Aims/hypothesis: As glycaemia and the incidence of microvascular diabetes complications follow a log-linear relationship, it becomes increasingly difficult to demonstrate a microvascular benefit of glucose-lowering when the HbA1c level is close to normal. Methods: The Outcome Reduction with an Initial Glargine Intervention (ORIGIN) trial randomised 12,537 people with diabetes, impaired glucose tolerance or impaired fasting glucose to receive standard glycaemic care or standard care with the addition of basal insulin glargine (A21Gly,B31Arg,B32Arg human insulin), targeting a fasting plasma glucose level ≤5.3 mmol/l.

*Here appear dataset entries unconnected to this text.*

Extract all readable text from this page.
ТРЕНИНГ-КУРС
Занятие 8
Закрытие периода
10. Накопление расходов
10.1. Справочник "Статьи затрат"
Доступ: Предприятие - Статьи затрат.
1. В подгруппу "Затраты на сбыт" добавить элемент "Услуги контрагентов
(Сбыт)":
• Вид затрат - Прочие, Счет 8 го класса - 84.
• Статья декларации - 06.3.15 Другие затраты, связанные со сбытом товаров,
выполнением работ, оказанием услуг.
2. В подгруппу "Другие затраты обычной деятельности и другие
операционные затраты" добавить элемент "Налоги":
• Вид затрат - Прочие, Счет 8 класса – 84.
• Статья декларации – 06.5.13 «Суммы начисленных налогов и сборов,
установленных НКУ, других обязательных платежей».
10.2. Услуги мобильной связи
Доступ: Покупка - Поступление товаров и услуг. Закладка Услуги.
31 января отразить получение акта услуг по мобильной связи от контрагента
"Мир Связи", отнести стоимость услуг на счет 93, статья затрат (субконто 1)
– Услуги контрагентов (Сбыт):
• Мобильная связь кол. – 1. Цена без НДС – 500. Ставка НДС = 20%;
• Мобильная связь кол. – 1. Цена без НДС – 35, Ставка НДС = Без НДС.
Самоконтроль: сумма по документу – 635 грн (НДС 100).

Microvascular outcomes during a median follow-up of 6.2 years were examined in participants whose baseline HbA1c was above or below the median of 6.4% (46.4 mmol/mol). Results: Allocation to the insulin glargine group reduced the incidence of the primary microvascular composite outcome of kidney and eye disease in participants whose baseline HbA1c level was ≥6.4% (46.4 mmol/mol; HR 0.90 [95% CI 0.81, 0.99]) but not in participants with a lower baseline HbA1c (HR 1.07 [95% CI 0.95, 1.20]; p value for interaction 0.031). In people whose baseline HbA 1c level was ≥6.4% (46.4 mmol/mol), the median post-randomisation change in HbA1c was -0.65% (interquartile range -0.16, -0.91%) after allocation to insulin glargine and -0.33% (-0.83, 0.13%) after allocation to standard care (median HbA1c difference 0.33%; p<0.0001). A smaller median difference of 0.22% was noted in people whose baseline HbA1c was <6.4% (p<0.0001). Conclusions/interpretation: In patients with dysglycaemia, intervention targeting normal fasting glucose levels reduced HbA1c and attenuated the risk of microvascular outcomes in participants with a baseline HbA1c level ≥6.4% (46.4 mmol/mol). A neutral effect was seen in those with a lower baseline HbA1c level. Trial registration:: ClinicalTrials.gov NCT00069784 © 2014 Springer-Verlag.